'list' object cannot be coerced to type 'double' error when using ggpredict() with "gam" object

60 Views Asked by At

I have generated a Generalized Additive Mixed Model (GAMM) with mcgv::gamm() and have no problem using ggeffects::ggpredict() to make estimated marginal means predictions with the model and then plot them with ggplot2(). However, I am running into an error when I save my workspace, close it, and re-open it. When I do this and try to plot the same model with ggeffects::ggpredict() I receive the error message:

Error in is.constant(y) : 'list' object cannot be coerced to type 'double'

This must surely be a glitch since the plotting works fine until I exit the session. I don't want to re-run my models every time that I want to plot them, because they are built using large datasets, smoothing functions, and random effects, and are very time-consuming (many hours) to run. Does anyone know of a work-around?

Thank you very much.

Edit: 05 Dec 2023 (in response to comments by Miff and Gavin Simpson)

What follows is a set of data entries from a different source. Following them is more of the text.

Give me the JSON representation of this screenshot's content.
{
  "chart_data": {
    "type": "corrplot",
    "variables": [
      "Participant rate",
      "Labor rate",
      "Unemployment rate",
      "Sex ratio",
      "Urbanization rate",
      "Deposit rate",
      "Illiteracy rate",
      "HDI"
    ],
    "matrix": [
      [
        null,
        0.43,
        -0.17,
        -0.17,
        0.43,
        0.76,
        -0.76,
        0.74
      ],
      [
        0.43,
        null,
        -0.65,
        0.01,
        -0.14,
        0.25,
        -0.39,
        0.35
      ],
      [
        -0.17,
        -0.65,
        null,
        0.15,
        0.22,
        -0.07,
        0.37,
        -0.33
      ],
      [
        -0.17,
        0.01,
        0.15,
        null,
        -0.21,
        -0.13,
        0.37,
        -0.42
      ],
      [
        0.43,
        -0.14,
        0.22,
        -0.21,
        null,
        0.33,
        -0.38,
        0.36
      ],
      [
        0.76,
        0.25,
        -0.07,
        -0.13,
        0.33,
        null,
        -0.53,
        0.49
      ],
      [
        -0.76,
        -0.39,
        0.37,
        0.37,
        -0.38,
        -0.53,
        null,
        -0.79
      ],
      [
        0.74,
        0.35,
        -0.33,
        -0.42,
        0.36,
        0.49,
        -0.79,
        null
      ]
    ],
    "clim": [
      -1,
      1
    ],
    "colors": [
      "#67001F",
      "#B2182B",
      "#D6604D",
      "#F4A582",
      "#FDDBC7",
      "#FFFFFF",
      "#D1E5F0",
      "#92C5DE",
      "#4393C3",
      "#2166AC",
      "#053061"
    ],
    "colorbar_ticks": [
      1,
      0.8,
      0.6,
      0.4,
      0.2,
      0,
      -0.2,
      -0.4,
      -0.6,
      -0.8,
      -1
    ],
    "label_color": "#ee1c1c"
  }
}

Thank you both for your responses.

Both packages---i.e. ggeffects and mgcv---were loaded. As Gavin noted, the object generated by mgcv::gamm() gives two options: $lme or $gam. class(model) gives the class as "gamm" "list". For some reason, running ggeffects::ggpredict(model) works fine during the session in which you created the gamm object, but gives the error message if you save, exit, and restart R. However, specifying ggeffects::ggpredict(model$gam) seems to be resolving the issue (n.b. ggeffects::ggpredict(model$lme) gives the error message Error in eval(x$call$random) : object 'rand' not found, presumably because there is a random effect in my model that it can't handle).

I will update further if any other issues.

2

There are 2 best solutions below

2
On

The models returned by gamm() consist of a list with a $lme component and a $gam component, each representing the two views of the model. Try

ggpredict(my_model$gam)

or

ggpredict(my_model$lme)

depending on how you want to do predictions and how you want to handle predictions with the random effects.

0
On

Usually, when ggpredict() is called, the correct slot ($gam) is automatically selected:

  # for gamm/gamm4 objects, we have a list with two items, mer and gam
  # extract just the gam-part then
  if (is.gamm(model) || is.gamm4(model)) {
    model <- model$gam
  }

(https://github.com/strengejacke/ggeffects/blob/master/R/ggpredict.R#L638C1-L643C1)

Can you post your sessionInfo() for both situations (where it works, and when you get an error)?